O ensaio se espalhou online, com milhares de "curti" no Facebook e repostagens. Daniel teve retorno de tantas pessoas que decidiu expandir seu ensaio. No livro, Daniel, uma pastora congregacionalista de uma igreja perto de Chicago, argumenta que a espiritualidade se encaixa confortavelmente na complacência, até mesmo no hedonismo –afinal, quem não gosta de caminhadas na natureza?– enquanto a religião é melhor em desafiar as pessoas a enfrentarem a morte, combater a pobreza e se oporem à injustiça. A religião, ao unir as pessoas, na comunidade, em intervalos regulares, facilita a conversa constante sobre assuntos que vão além de si próprio.
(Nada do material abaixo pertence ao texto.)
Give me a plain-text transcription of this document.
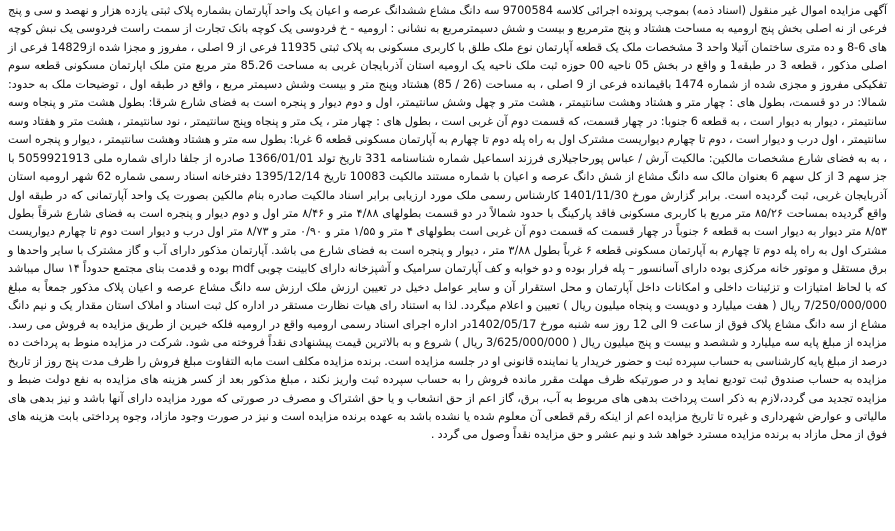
آگهی مزایده اموال غیر منقول (اسناد ذمه) بموجب پرونده اجرائی کلاسه 9700584 سه دانگ مشاع ششدانگ عرصه و اعیان یک واحد آپارتمان بشماره پلاک ثبتی یازده هزار و نهصد و سی و پنج فرعی از نه اصلی بخش پنج ارومیه به مساحت هشتاد و پنج مترمربع و بیست و شش دسیمترمربع به نشانی : ارومیه - خ فردوسی یک کوچه بانک تجارت از سمت راست فردوسی یک نبش کوچه های 6-8 و ده متری ساختمان آتیلا واحد 3 مشخصات ملک یک قطعه آپارتمان نوع ملک طلق با کاربری مسکونی به پلاک ثبتی 11935 فرعی از 9 اصلی ، مفروز و مجزا شده از14829 فرعی از اصلی مذکور ، قطعه 3 در طبقه1 و واقع در بخش 05 ناحیه 00 حوزه ثبت ملک ناحیه یک ارومیه استان آذربایجان غربی به مساحت 85.26 متر مربع متن ملک اپارتمان مسکونی قطعه سوم تفکیکی مفروز و مجزی شده از شماره 1474 باقیمانده فرعی از 9 اصلی ، به مساحت (26 / 85) هشتاد وپنج متر و بیست وشش دسیمتر مربع ، واقع در طبقه اول ، توضیحات ملک به حدود: شمالا: در دو قسمت، بطول های : چهار متر و هشتاد وهشت سانتیمتر ، هشت متر و چهل وشش سانتیمتر، اول و دوم دیوار و پنجره است به فضای شارع شرقا: بطول هشت متر و پنجاه وسه سانتیمتر ، دیوار به دیوار است ، به قطعه 6 جنوبا: در چهار قسمت، که قسمت دوم آن غربی است ، بطول های : چهار متر ، یک متر و پنجاه وپنج سانتیمتر ، نود سانتیمتر ، هشت متر و هفتاد وسه سانتیمتر ، اول درب و دیوار است ، دوم تا چهارم دیواریست مشترک اول به راه پله دوم تا چهارم به آپارتمان مسکونی قطعه 6 غربا: بطول سه متر و هشتاد وهشت سانتیمتر ، دیوار و پنجره است ، به به فضای شارع مشخصات مالکین: مالکیت آرش / عباس پورحاجیلاری فرزند اسماعیل شماره شناسنامه 331 تاریخ تولد 1366/01/01 صادره از جلفا دارای شماره ملی 5059921913 با جز سهم 3 از کل سهم 6 بعنوان مالک سه دانگ مشاع از شش دانگ عرصه و اعیان با شماره مستند مالکیت 10083 تاریخ 1395/12/14 دفترخانه اسناد رسمی شماره 62 شهر ارومیه استان آذربایجان غربی، ثبت گردیده است. برابر گزارش مورخ 1401/11/30 کارشناس رسمی ملک مورد ارزیابی برابر اسناد مالکیت صادره بنام مالکین بصورت یک واحد آپارتمانی که در طبقه اول واقع گردیده بمساحت ۸۵/۲۶ متر مربع با کاربری مسکونی فاقد پارکینگ با حدود شمالاً در دو قسمت بطولهای ۴/۸۸ متر و ۸/۴۶ متر اول و دوم دیوار و پنجره است به فضای شارع شرقاً بطول ۸/۵۳ متر دیوار به دیوار است به قطعه ۶ جنوباً در چهار قسمت که قسمت دوم آن غربی است بطولهای ۴ متر و ۱/۵۵ متر و ۰/۹۰ متر و ۸/۷۳ متر اول درب و دیوار است دوم تا چهارم دیواریست مشترک اول به راه پله دوم تا چهارم به آپارتمان مسکونی قطعه ۶ غرباً بطول ۳/۸۸ متر ، دیوار و پنجره است به فضای شارع می باشد. آپارتمان مذکور دارای آب و گاز مشترک با سایر واحدها و برق مستقل و موتور خانه مرکزی بوده دارای آسانسور – پله فرار بوده و دو خوابه و کف آپارتمان سرامیک و آشپزخانه دارای کابینت چوبی mdf بوده و قدمت بنای مجتمع حدوداً ۱۴ سال میباشد که با لحاظ امتیازات و تزئینات داخلی و امکانات داخل آپارتمان و محل استقرار آن و سایر عوامل دخیل در تعیین ارزش ملک ارزش سه دانگ مشاع عرصه و اعیان پلاک مذکور جمعاً به مبلغ 7/250/000/000 ریال ( هفت میلیارد و دویست و پنجاه میلیون ریال ) تعیین و اعلام میگردد. لذا به استناد رای هیات نظارت مستقر در اداره کل ثبت اسناد و املاک استان مقدار یک و نیم دانگ مشاع از سه دانگ مشاع پلاک فوق از ساعت 9 الی 12 روز سه شنبه مورخ 1402/05/17در اداره اجرای اسناد رسمی ارومیه واقع در ارومیه فلکه خیرین از طریق مزایده به فروش می رسد. مزایده از مبلغ پایه سه میلیارد و ششصد و بیست و پنج میلیون ریال ( 3/625/000/000 ریال ) شروع و به بالاترین قیمت پیشنهادی نقداً فروخته می شود. شرکت در مزایده منوط به پرداخت ده درصد از مبلغ پایه کارشناسی به حساب سپرده ثبت و حضور خریدار یا نماینده قانونی او در جلسه مزایده است. برنده مزایده مکلف است مابه التفاوت مبلغ فروش را ظرف مدت پنج روز از تاریخ مزایده به حساب صندوق ثبت تودیع نماید و در صورتیکه ظرف مهلت مقرر مانده فروش را به حساب سپرده ثبت واریز نکند ، مبلغ مذکور بعد از کسر هزینه های مزایده به نفع دولت ضبط و مزایده تجدید می گردد،لازم به ذکر است پرداخت بدهی های مربوط به آب، برق، گاز اعم از حق انشعاب و یا حق اشتراک و مصرف در صورتی که مورد مزایده دارای آنها باشد و نیز بدهی های مالیاتی و عوارض شهرداری و غیره تا تاریخ مزایده اعم از اینکه رقم قطعی آن معلوم شده یا نشده باشد به عهده برنده مزایده است و نیز در صورت وجود مازاد، وجوه پرداختی بابت هزینه های فوق از محل مازاد به برنده مزایده مسترد خواهد شد و نیم عشر و حق مزایده نقداً وصول می گردد .
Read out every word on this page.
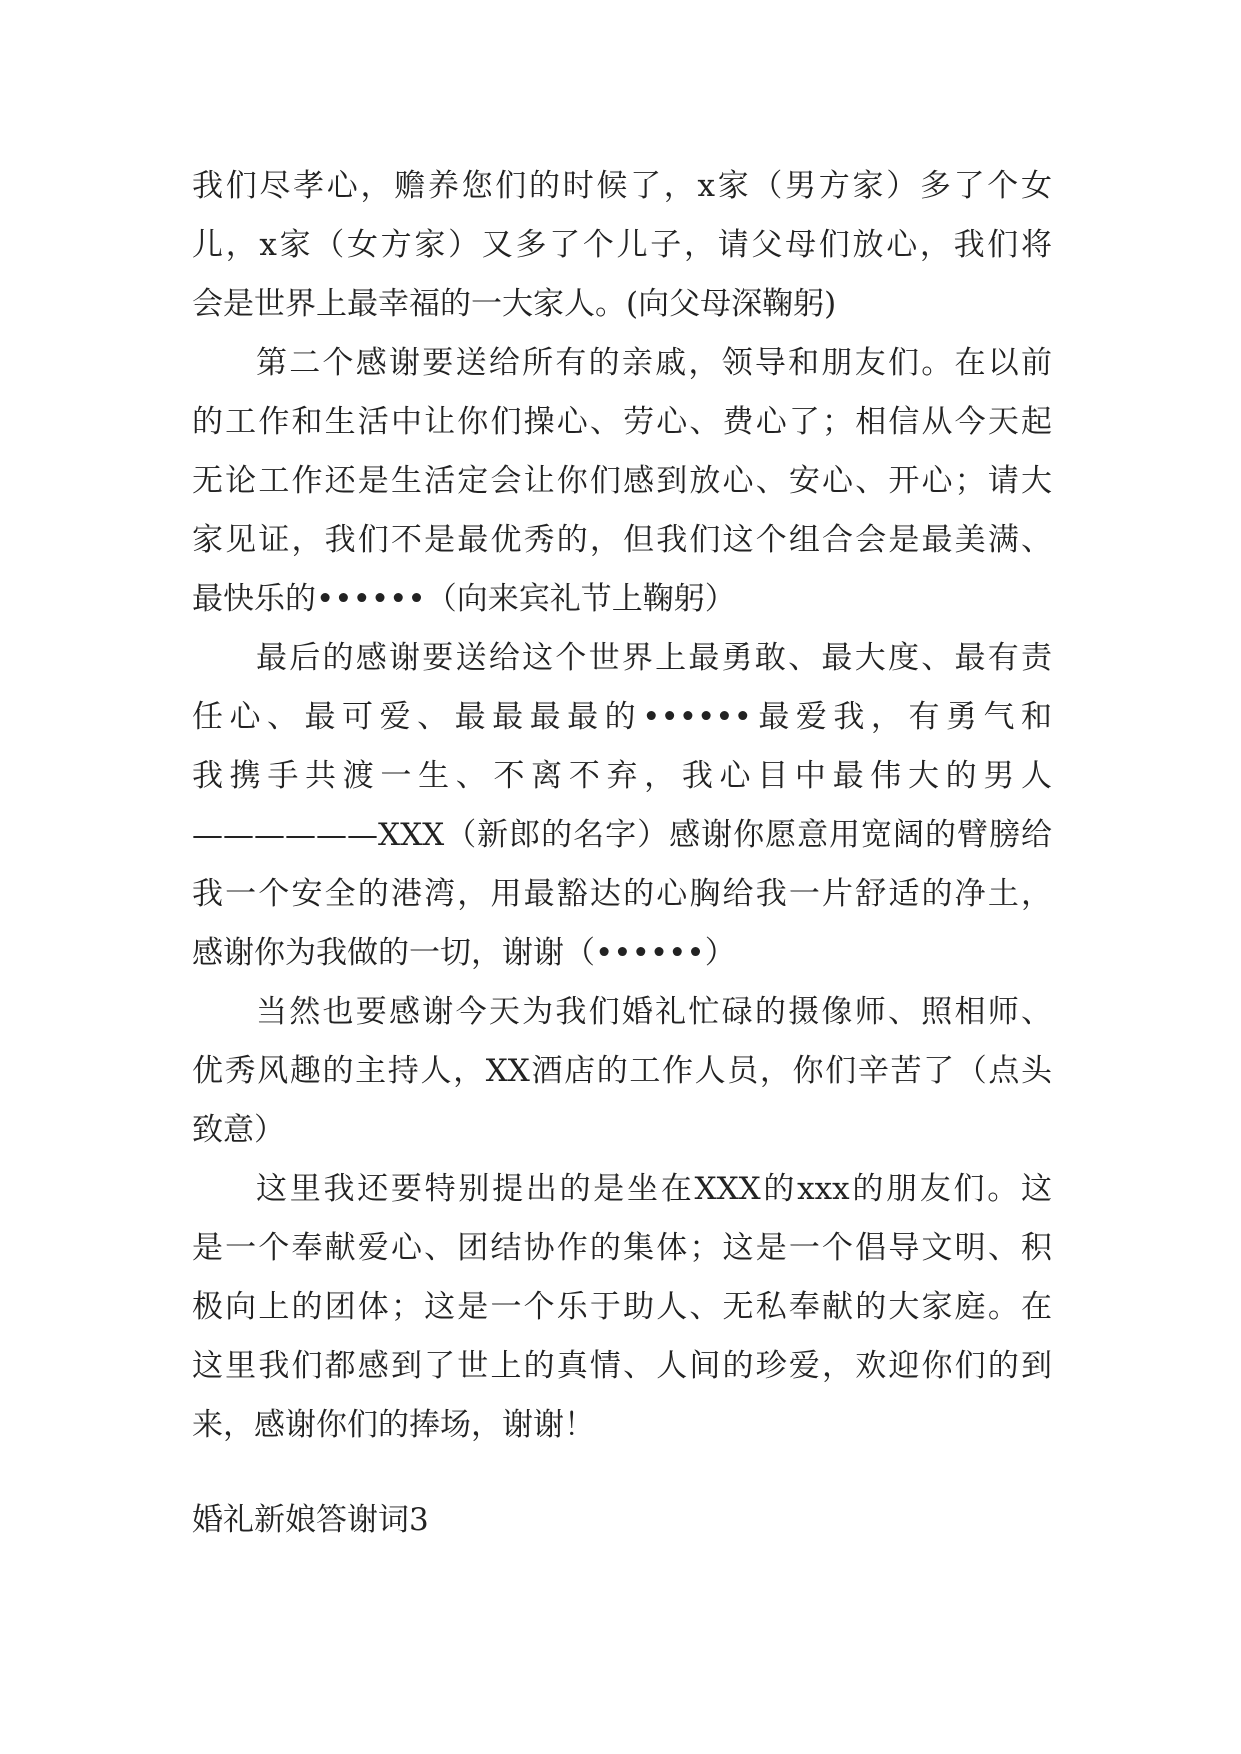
我们尽孝心，赡养您们的时候了，x家（男方家）多了个女
儿，x家（女方家）又多了个儿子，请父母们放心，我们将
会是世界上最幸福的一大家人。(向父母深鞠躬)
第二个感谢要送给所有的亲戚，领导和朋友们。在以前
的工作和生活中让你们操心、劳心、费心了；相信从今天起
无论工作还是生活定会让你们感到放心、安心、开心；请大
家见证，我们不是最优秀的，但我们这个组合会是最美满、
最快乐的••••••（向来宾礼节上鞠躬）
最后的感谢要送给这个世界上最勇敢、最大度、最有责
任心、最可爱、最最最最的••••••最爱我，有勇气和
我携手共渡一生、不离不弃，我心目中最伟大的男人
——————XXX（新郎的名字）感谢你愿意用宽阔的臂膀给
我一个安全的港湾，用最豁达的心胸给我一片舒适的净土，
感谢你为我做的一切，谢谢（••••••）
当然也要感谢今天为我们婚礼忙碌的摄像师、照相师、
优秀风趣的主持人，XX酒店的工作人员，你们辛苦了（点头
致意）
这里我还要特别提出的是坐在XXX的xxx的朋友们。这
是一个奉献爱心、团结协作的集体；这是一个倡导文明、积
极向上的团体；这是一个乐于助人、无私奉献的大家庭。在
这里我们都感到了世上的真情、人间的珍爱，欢迎你们的到
来，感谢你们的捧场，谢谢！
婚礼新娘答谢词3
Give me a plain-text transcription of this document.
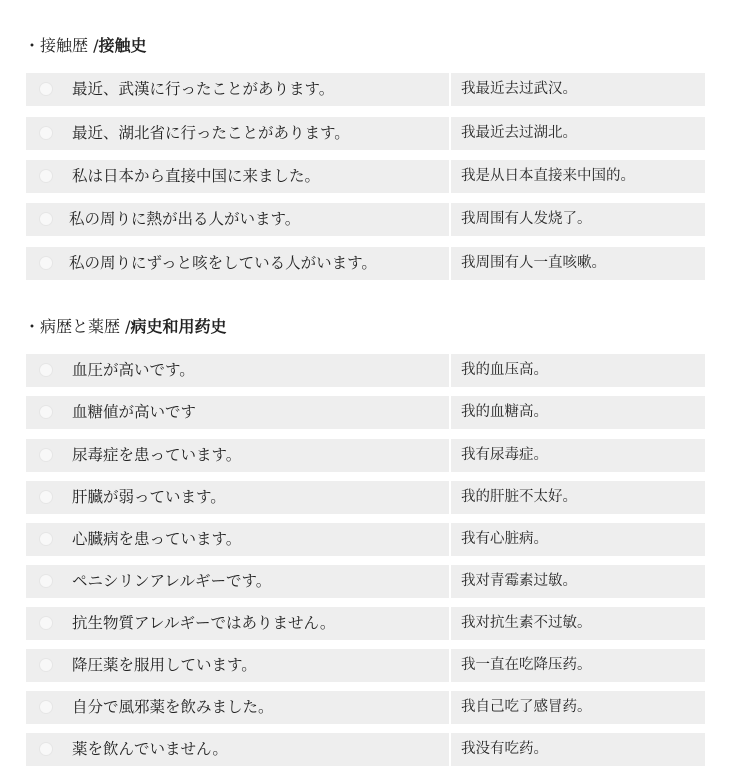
・接触歴 /接触史
最近、武漢に行ったことがあります。	我最近去过武汉。
最近、湖北省に行ったことがあります。	我最近去过湖北。
私は日本から直接中国に来ました。	我是从日本直接来中国的。
私の周りに熱が出る人がいます。	我周围有人发烧了。
私の周りにずっと咳をしている人がいます。	我周围有人一直咳嗽。
・病歴と薬歴 /病史和用药史
血圧が高いです。	我的血压高。
血糖値が高いです	我的血糖高。
尿毒症を患っています。	我有尿毒症。
肝臓が弱っています。	我的肝脏不太好。
心臓病を患っています。	我有心脏病。
ペニシリンアレルギーです。	我对青霉素过敏。
抗生物質アレルギーではありません。	我对抗生素不过敏。
降圧薬を服用しています。	我一直在吃降压药。
自分で風邪薬を飲みました。	我自己吃了感冒药。
薬を飲んでいません。	我没有吃药。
"O livro é meio que para a pessoa que, de certa forma, está com um pé dentro e um pé fora da religião", disse Daniel em uma entrevista recente. "Elas sabem que pode ser significativo, mas não sabem como argumentar a respeito, ou contar uma história sobre a vida religiosa que não soe detestável ou julgadora."

Daniel, por sua vez, argumenta de forma forçosa, aparentemente despreocupada com quem possa ofender.

"Ser espiritualizada de modo privado, mas não religiosa, não me interessa", ela escreve. "Não há nada desafiador em ter pensamentos profundos sozinha. O que interessa é fazer esse trabalho na comunidade, onde outras pessoas podem pedir para que prove o que está dizendo ou discordem de você. Onde a vida com Deus fica rica e provocativa é quando você explora uma tradição que você não inventou sozinha."

Mas Linda A. Mercadante, que leciona na Escola Teológica Metodista, em Ohio, contesta essa descrição do espiritualizado, mas não religioso. Em "Beliefs Without Borders: Inside the Minds of the Spiritual, but Not Religious" ("Crenças sem fronteiras: dentro das mentes dos espiritualizados, mas não religiosos", em tradução livre, Oxford), publicado em março, ela argumenta que as pessoas espiritualizadas podem ser teologicamente profundas.

Uma pastora presbiteriana ordenada cujo pai era católico e cuja mãe era judia, Mercadante até mesmo passou pelo seu próprio período de espiritualizada, mas não religiosa –apesar de agora pertencer à Igreja Menonita. Para seu projeto, ela entrevistou 85 SBNR, então usou programas de computador para ajudar a analisar as transcrições dessas entrevistas. Ela descobriu que essas pessoas espiritualizadas também pensam sobre a morte, o pós-vida e outros assuntos profundos.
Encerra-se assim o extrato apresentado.